What Actually Needs to Happen
Companies need to:
-
Stop measuring AI usage as a metric. Measure outcomes, not tool adoption.
-
Be honest about limitations. AI is good at some things, bad at others. Acknowledge that.
-
Trust engineers' judgment. If someone says AI makes them slower on a specific task, believe them.
-
Reward good code, not just fast code. Maintainability, clarity, and correctness matter more than velocity.
-
Make AI optional for real. Not "optional but everyone knows you should be using it."
Engineers need to:
-
Be honest about whether it's helping. Don't fake productivity to look good.
-
Use it strategically, not universally. It's a tool, not a religion.
-
Push back on bad metrics. If your company measures AI usage, explain why that's counterproductive.
-
Document what works. Share real use cases where AI genuinely helped, so others can learn.
My Frustrated Bottom Line
The gap between what companies claim about AI coding tools and what engineers actually experience is huge and getting bigger.
Companies have incentives to overstate benefits (justifying massive investments).
Engineers have incentives to conform to expectations (keeping their jobs).
The truth gets lost somewhere in the middle.
Amazon's spokesperson saying engineers "feel more productive" while an Amazon engineer says there's widespread skepticism perfectly captures this disconnect.
Both things are true. Engineers feel more productive (because AI gives instant feedback and makes activity metrics look good). But they're also skeptical (because they're not sure it's actually making them better at their jobs).

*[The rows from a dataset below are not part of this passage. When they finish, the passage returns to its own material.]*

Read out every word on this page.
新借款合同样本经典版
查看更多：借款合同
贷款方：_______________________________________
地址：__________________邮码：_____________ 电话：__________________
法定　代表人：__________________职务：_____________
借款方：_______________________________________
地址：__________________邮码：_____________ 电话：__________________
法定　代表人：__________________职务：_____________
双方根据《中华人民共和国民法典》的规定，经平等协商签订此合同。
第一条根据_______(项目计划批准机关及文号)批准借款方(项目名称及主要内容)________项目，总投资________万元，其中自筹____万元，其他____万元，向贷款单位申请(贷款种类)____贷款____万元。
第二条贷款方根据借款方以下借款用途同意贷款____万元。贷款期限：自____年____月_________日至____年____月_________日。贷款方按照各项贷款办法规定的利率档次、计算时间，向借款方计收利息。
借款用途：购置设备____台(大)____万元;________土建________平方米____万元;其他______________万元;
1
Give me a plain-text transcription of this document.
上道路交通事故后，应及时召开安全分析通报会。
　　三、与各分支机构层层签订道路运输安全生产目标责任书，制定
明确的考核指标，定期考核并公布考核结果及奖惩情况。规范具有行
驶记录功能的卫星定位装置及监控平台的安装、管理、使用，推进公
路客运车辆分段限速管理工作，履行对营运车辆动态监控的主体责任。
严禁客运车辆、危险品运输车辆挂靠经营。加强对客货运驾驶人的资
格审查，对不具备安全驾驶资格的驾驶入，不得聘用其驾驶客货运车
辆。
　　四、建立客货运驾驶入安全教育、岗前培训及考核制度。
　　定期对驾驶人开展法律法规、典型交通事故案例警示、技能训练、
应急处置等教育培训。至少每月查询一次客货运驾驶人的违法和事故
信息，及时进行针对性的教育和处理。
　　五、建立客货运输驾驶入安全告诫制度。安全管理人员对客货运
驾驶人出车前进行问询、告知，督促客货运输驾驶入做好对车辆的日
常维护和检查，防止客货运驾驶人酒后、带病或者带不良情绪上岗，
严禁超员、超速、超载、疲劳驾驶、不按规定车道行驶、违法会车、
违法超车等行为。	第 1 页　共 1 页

Until we can have honest conversations about what AI actually does well versus what it doesn't, we're just going to keep layering hype on top of reality until nobody knows what's actually true anymore.
And that benefits nobody. Not companies who waste money on tools that don't help. Not engineers who are pressured to use tools that slow them down. Not users who get software that was optimized for velocity metrics instead of quality.
Maybe we could all just... be more honest? Acknowledge that AI coding tools are useful for specific things but not a silver bullet?
Radical idea, I know. But it sure would beat the current situation where companies lie about productivity gains and engineers lie about how much the tools are helping because everyone's afraid of looking behind the curve.
The tools are fine. The dishonesty is the problem. Let's fix that instead of pretending everything is great when clearly it isn't.